SRS/SBRT treatments require typically pre-treatment (patient specific) procedures to verify, for each patient, the agreement between the measured and calculated dose distribution. In this context, film dosimetry with GafchromicTM is a reference method thanks to high spatial resolution, excellent energy independence and tissue equivalence. The aim of this work is to verify the use of GafchromicTM EBT3 and FILMQATM software for SBRT/SRS patient-specific QA for a routine clinical procedure.

Material and Methods

SBRT/SRS treatment, related to Brain, Lung and Nodes, were calculated using the AcurosXB 13.6.23 algorithm and TPS Eclipse Varian Medical Systems (13.6), VMAT and Flattening Filter Free (FFF) mode (6X-FFF and 10X-FFF beams). GafchromicTM EBT3 calibration was obtained using 6X-FFF and 10X-FFF photon beams and VARIAN TRUE BEAM 2.5 (0-25 Gy); they were digitized with EPSON EXPRESSION 10000 XL, one scan method, transmission mode and analyzed with FILMQA software using triple channel method. To avoid scan-to-scan variability and uncertainty, EBT3 films, exposed to each VMAT arc, were digitized in a single scan with two reference films: a film exposed to 80% dose max of the calculated dose frequency distribution and an unexposed film. To obtain a linear dose scaling using the calibration curve and a more accurate dose map, each film was associated to a calibration curve created using 0 Gy, 20% and 40% of calculated max dose and finally the reference film (80% of calculated max dose). The agreement between calculated and measured dose distributions were evaluated in terms of ɣ passing rate. Criteria were: 3%3mm, 2%2mm, 2%1.5mm, 1.5%1.5mm, 3%1.5mm. Results obtained were then compared with the pre-treatment verification procedures normally used: EPID and EPIQA software.

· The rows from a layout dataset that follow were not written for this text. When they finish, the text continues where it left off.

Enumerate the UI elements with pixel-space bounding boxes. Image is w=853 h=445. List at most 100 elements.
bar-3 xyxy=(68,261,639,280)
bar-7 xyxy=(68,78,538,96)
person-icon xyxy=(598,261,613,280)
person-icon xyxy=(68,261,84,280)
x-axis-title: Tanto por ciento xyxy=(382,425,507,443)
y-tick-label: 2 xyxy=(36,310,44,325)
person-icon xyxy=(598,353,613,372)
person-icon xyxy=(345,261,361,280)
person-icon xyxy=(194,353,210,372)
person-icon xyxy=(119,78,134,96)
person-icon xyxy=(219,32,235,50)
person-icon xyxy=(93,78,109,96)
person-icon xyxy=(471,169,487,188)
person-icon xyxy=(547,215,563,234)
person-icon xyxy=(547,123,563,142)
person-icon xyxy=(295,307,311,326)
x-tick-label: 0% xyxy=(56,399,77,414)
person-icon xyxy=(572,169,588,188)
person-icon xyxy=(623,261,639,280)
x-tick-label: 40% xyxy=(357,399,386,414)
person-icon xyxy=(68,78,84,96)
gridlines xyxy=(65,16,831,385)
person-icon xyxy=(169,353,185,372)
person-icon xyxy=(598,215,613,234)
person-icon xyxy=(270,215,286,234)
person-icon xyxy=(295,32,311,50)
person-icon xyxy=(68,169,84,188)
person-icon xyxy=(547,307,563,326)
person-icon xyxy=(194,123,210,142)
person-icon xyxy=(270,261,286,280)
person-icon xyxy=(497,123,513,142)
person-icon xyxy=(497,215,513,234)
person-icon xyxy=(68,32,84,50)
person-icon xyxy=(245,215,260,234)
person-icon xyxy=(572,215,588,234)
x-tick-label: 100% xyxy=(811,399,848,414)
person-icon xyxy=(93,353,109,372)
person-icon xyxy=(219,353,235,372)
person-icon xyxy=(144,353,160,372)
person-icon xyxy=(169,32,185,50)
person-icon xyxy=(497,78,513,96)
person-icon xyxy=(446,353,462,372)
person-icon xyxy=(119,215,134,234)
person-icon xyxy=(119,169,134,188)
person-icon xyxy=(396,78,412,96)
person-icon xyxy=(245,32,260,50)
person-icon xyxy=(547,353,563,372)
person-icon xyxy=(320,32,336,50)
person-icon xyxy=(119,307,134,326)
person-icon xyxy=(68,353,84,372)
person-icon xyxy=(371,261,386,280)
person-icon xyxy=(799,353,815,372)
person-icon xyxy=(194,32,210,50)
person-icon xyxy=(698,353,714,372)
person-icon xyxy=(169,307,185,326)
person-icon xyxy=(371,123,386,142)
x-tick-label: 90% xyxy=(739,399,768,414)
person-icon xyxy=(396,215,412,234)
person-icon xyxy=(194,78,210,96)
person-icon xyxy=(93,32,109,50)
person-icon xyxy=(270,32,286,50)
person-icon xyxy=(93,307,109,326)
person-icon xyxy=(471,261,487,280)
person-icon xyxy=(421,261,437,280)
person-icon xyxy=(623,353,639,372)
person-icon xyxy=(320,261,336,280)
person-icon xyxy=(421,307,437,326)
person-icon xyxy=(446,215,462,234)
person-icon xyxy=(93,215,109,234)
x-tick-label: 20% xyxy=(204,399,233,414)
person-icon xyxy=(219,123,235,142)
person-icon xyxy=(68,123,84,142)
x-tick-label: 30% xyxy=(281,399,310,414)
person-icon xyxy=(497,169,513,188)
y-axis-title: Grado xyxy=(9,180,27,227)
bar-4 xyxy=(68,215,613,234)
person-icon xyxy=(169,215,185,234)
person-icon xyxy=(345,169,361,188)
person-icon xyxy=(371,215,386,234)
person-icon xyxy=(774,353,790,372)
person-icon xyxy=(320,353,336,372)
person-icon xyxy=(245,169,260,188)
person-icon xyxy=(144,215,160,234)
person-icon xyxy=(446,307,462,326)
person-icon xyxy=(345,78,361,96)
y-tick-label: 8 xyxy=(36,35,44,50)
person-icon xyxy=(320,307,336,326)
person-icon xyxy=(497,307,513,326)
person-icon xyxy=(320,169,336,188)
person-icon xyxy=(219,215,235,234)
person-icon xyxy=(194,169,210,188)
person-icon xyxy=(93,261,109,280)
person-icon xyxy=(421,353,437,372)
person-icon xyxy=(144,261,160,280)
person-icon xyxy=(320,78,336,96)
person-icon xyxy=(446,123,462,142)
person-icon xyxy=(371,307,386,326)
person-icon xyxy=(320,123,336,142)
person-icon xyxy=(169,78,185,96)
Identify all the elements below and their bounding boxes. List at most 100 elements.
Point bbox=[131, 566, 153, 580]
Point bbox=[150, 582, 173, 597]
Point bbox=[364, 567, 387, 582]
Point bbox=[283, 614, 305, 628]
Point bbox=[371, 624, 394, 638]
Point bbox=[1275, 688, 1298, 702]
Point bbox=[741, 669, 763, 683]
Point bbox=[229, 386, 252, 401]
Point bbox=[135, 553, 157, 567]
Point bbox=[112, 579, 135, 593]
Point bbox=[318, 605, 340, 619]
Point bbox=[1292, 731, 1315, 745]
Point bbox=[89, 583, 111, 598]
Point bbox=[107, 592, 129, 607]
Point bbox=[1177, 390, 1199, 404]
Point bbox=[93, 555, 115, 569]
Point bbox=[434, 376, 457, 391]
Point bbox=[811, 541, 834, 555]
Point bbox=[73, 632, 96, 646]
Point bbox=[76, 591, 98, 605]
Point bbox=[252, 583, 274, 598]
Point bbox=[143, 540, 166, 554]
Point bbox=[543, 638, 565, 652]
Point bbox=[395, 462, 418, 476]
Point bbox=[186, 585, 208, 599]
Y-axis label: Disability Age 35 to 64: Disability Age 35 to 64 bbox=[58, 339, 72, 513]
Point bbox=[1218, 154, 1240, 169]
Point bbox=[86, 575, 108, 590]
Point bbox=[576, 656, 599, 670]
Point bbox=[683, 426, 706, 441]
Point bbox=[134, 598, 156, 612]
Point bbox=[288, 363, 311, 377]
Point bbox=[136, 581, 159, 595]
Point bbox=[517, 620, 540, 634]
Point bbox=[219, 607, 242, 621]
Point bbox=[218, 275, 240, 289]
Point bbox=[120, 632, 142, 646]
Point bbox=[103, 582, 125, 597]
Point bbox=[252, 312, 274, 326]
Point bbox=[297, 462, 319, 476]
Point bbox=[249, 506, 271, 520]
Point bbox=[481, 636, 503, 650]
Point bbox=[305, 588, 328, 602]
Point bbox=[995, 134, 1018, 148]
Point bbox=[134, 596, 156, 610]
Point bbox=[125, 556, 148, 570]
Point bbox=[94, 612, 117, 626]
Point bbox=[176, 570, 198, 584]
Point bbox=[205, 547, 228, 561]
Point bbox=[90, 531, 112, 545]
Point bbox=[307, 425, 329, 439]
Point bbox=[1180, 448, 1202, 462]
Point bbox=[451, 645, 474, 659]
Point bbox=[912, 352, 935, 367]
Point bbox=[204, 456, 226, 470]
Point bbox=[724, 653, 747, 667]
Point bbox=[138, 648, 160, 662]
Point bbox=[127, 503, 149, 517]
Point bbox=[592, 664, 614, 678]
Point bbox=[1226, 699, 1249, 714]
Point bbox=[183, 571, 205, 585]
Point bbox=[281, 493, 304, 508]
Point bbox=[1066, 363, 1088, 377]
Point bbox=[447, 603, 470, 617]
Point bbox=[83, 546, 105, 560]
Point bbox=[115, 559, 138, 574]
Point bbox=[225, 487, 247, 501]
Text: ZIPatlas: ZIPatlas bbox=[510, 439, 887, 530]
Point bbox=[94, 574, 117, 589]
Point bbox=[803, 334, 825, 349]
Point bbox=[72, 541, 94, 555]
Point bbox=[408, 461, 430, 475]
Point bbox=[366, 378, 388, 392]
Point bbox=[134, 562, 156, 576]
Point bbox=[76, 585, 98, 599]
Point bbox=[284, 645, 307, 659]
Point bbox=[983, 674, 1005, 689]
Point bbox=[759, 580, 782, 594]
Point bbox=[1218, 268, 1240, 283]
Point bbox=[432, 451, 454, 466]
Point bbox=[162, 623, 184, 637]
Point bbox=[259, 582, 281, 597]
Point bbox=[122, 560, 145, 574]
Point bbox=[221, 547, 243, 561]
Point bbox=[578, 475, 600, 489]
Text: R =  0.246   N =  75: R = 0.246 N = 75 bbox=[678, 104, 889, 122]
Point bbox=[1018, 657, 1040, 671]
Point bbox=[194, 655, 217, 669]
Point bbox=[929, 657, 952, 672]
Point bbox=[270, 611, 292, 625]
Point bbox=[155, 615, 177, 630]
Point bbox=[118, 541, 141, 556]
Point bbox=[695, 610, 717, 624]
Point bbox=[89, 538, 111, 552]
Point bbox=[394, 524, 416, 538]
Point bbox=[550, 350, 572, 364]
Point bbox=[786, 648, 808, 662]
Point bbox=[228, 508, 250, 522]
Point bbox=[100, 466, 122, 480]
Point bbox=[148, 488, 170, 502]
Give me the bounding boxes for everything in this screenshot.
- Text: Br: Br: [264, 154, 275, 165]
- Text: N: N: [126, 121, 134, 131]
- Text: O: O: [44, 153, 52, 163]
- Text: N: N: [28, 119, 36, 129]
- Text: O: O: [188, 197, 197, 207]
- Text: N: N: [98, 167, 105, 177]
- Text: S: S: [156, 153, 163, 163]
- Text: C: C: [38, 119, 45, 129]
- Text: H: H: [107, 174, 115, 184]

Fig. 1: mean values and relative errors of the ɣ passing rate, for each criteria, obtained both with the EPID-EPIQA and GAF-FILMQA method.


Fig. 2: results obtained, by relating the modulation coefficient and the ɣ passing rate (criteria 3%1.5mm), with the two verification methods.
Results

For GAF/FILMQA method, mean ɣ passing rate greater than 95% with 2%1.5mm criteria were obtained (better than 7% compared to EPID/EPIQA method results) (fig. 1). GAF/FILMQA method shows to be independent from modulation values obtained from planning, unlike the EPID/EPIQA method (fig. 2).

Conclusion

GAF/FILMQA method fully respects the accuracy and time-consuming criteria for a routine clinical use for SBRT/SRS patient specific QA.